The week before my interview, I had prepared my outfit, I knew what I would eat for breakfast and organized how I would get to the interview. I did not want to experience any additional, unneeded stress prior to the interview. I even made a song playlist and read my favourite Dr. Seuss book (“Oh the Place You’ll Go”) to boost my confidence before the interview. It’s normal to be nervous, but know that you earned the interview.

During the interview, I followed Astroff’s I.C.E. Strategy when formulating my answers to each scenario. It was also important for me to listen to the interviewer/ actor. This was tougher than it sounded; especially during the role-playing scenarios, where the actors gave subtle hints (both verbal and non-verbal), which I had to pick up on and seek further information about.
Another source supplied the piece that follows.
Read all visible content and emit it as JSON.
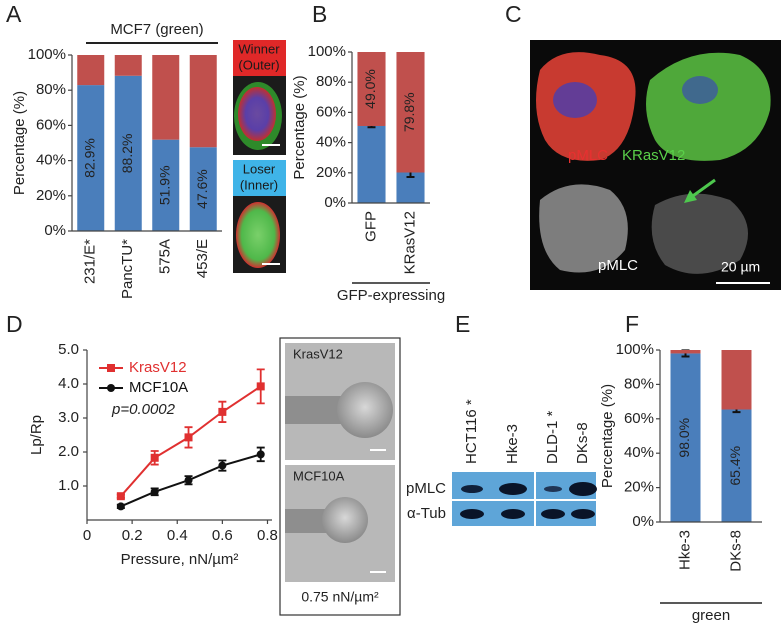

At the written scenario, I added a quick thesis statement/ introductory paragraph and then employed the same I.C.E. Strategy to answer this question. After a scenario was done, I would take a deep breath and not think about it. Also, during my rest stations, I did not think about my past answers. I focused on staying calm and confident.

Unlike many other Canadian medical schools, McGill’s interview questions were mainly role-playing scenarios, involving actors. A small number of these scenarios involved more than one actor, which was not obvious in the prompt. McGill also included a couple of very difficult and abstract calculation questions.

Upon reflecting on my interview experience, I was impressed by how similar it was to what I had anticipated. I was told that McGill’s interview process is commonly composed of one CV related station, two calculation stations, one written station, and 5-6 role-playing stations. This structure was very similar to my MMI experience at McGill. What I had not expected was that we had a couple of hours prior to the interview to mingle with other applicants and current medical students and listen to a presentation about McGill’s medical school (tuition, hospital affiliations, admission statistics…).

Preparing for the MMI was critical for me to remain calm and know how to approach each scenario. I was constantly told to “just be myself”, and although this is very true, I also needed to know how to formulate and structure my answers. And although I was nervous before the interview, once it started, I actually enjoyed myself.